Branimir Porobić

Personal information
- Date of birth: 5 January 1901
- Place of birth: Belgrade, Kingdom of Serbia
- Date of death: 18 December 1952 (aged 51)
- Place of death: Osnabrück, West Germany
- Position: Defender

Youth career
- Lyon
- 1918: BSK

Senior career*
- Years: Team / Apps / (Gls)
- 1919: BSK
- 1919–1921: BUSK
- 1921–1926: BSK
- 1919–1924: SK Jugoslavija

International career
- 1920: Kingdom of Serbs, Croats and Slovenes / 1 / (0)

= Branimir Porobić =

Serbian footballer

Branimir Porobić (Бранимир Поробић; 5 January 1901 – 18 December 1952) was a Yugoslav and Serbian footballer. He was one of the pioneers of Serbian football as one of the founders of BUSK and a member of the club direction of BSK.

==Biography==
Born in Belgrade, he escaped to France during World War I where he finished high-school and played there in Lyon. When he returned to Belgrade he joined BSK in 1918 and played as a full-back. He debuted for the first team of BSK in 1919. That year he moved to another Belgrade club, BUSK, but in 1921 he returned to giants BSK bringing with him two of his BUSK teammates, Aleksandar Milošević and Dušan Zdravković. He played with BSK until 1926.
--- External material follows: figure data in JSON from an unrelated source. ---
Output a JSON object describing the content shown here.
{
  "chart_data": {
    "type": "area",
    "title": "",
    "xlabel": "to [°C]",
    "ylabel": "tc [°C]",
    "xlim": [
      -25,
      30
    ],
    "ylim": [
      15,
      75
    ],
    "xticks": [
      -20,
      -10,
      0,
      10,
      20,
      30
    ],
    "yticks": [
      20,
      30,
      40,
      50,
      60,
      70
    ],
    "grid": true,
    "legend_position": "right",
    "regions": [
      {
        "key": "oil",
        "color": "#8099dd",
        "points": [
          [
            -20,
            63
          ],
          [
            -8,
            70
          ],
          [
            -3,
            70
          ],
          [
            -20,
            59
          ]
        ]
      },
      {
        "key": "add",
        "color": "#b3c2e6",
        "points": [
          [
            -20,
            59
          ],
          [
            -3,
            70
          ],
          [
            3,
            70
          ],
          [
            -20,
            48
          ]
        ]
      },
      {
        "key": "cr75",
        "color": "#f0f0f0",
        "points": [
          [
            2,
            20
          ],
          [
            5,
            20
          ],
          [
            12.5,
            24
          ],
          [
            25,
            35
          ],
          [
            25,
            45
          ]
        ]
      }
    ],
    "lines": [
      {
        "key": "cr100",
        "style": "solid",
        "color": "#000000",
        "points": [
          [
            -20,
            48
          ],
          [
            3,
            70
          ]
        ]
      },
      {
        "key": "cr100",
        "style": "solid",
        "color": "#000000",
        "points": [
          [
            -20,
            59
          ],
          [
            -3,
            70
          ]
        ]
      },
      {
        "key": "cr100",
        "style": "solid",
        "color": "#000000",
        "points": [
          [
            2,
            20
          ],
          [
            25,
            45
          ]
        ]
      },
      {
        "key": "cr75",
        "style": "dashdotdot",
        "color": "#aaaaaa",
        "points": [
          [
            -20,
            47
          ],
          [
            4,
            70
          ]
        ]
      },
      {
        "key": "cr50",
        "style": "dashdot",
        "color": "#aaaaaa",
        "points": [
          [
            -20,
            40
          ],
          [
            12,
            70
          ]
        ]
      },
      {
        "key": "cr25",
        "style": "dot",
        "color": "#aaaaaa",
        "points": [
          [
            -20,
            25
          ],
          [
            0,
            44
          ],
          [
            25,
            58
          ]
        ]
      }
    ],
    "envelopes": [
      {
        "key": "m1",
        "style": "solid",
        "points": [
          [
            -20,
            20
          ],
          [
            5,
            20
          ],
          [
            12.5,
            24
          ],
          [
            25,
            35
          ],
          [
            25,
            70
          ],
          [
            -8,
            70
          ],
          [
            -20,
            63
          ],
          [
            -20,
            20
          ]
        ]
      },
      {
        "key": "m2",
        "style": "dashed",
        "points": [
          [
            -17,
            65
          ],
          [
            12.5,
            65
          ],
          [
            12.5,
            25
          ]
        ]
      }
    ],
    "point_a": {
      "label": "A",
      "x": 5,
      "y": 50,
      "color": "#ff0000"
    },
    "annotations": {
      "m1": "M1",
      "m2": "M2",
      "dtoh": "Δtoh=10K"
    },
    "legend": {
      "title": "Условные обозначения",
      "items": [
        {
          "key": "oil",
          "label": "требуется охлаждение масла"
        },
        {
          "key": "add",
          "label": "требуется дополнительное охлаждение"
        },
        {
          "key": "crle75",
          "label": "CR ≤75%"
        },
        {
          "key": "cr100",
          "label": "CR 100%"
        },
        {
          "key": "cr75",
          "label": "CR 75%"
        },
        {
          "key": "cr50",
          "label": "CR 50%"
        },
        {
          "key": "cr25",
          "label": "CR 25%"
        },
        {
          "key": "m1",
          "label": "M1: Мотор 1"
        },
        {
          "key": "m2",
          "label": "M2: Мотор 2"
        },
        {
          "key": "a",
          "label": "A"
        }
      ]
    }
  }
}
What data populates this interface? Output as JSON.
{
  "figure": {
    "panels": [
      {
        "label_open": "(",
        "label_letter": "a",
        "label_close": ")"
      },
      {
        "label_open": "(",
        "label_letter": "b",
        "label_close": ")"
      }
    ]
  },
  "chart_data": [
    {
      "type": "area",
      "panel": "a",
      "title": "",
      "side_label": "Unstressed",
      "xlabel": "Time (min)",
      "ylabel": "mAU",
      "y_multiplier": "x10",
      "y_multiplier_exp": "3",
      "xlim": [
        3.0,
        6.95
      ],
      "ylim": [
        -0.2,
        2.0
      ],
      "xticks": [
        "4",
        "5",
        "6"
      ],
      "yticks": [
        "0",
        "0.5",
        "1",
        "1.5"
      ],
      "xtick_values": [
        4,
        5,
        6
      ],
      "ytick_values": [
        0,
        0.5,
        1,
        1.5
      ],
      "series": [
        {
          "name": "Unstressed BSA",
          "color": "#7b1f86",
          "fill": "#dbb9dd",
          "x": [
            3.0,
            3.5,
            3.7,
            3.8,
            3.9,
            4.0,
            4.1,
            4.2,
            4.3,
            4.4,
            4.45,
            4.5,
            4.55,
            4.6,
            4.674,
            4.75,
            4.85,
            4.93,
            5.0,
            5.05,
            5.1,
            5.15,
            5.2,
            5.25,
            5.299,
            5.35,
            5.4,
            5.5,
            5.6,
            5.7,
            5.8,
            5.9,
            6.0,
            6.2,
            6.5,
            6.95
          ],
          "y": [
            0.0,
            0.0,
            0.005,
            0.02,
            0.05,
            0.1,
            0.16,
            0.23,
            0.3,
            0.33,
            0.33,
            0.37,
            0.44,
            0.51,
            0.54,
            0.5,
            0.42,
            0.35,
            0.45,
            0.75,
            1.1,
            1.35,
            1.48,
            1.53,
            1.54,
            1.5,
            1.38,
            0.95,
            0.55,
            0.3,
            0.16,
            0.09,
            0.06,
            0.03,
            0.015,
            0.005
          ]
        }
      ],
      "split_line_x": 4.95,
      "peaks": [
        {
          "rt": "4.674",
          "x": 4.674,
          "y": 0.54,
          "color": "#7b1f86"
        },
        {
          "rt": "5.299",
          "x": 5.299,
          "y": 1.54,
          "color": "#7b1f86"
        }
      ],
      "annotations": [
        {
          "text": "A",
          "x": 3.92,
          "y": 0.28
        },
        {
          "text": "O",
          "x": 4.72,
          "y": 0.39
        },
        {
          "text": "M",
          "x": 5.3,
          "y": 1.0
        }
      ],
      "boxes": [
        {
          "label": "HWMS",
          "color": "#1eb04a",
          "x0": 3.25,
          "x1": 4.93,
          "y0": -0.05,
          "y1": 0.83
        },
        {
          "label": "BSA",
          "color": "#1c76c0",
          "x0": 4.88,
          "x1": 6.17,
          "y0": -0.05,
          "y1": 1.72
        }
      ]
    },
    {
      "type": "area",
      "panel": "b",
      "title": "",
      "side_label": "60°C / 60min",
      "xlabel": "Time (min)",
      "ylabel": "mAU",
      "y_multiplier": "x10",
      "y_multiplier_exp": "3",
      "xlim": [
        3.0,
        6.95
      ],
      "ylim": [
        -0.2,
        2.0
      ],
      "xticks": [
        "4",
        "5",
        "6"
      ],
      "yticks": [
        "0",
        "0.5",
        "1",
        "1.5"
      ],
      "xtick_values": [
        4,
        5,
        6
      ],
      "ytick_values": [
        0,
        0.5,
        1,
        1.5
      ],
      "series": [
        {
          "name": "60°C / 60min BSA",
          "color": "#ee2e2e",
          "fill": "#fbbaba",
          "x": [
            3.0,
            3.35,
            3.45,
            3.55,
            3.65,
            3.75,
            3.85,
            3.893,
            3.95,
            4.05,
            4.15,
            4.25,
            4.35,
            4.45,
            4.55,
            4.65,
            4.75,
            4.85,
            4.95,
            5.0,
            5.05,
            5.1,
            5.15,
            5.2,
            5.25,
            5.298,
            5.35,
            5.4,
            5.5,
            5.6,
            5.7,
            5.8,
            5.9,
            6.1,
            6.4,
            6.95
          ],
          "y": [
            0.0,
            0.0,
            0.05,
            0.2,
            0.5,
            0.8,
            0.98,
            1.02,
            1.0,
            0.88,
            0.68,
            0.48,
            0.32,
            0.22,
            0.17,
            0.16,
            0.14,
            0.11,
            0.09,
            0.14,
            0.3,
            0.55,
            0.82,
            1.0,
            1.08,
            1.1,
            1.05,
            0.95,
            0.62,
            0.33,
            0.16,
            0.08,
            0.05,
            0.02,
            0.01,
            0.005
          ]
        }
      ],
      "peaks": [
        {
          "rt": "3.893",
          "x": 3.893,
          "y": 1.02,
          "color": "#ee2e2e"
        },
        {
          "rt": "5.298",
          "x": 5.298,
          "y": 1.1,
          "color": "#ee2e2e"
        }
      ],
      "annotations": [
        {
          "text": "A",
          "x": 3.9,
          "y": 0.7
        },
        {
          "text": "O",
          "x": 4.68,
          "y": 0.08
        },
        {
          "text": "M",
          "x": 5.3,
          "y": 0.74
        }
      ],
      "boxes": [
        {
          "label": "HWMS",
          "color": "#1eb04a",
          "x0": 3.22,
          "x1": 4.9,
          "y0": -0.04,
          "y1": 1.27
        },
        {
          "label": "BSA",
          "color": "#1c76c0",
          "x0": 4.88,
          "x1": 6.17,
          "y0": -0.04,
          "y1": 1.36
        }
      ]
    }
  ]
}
He was part of the first Yugoslavia national team squad which was gathered to play in the 1920 Summer Olympics and he played in the second match on September 2, 1920 against Egypt. He also played 7 matches for the Belgrade Football Subassociation selection.

He was a member of the BSK direction board, and was one of the founders and a number 1 member of another club, BUSK. During World War II he was an officer in the French Army in the French occupation zone in the Allied-occupied Germany.

He died in Osnabrück, West Germany, on December 18, 1952.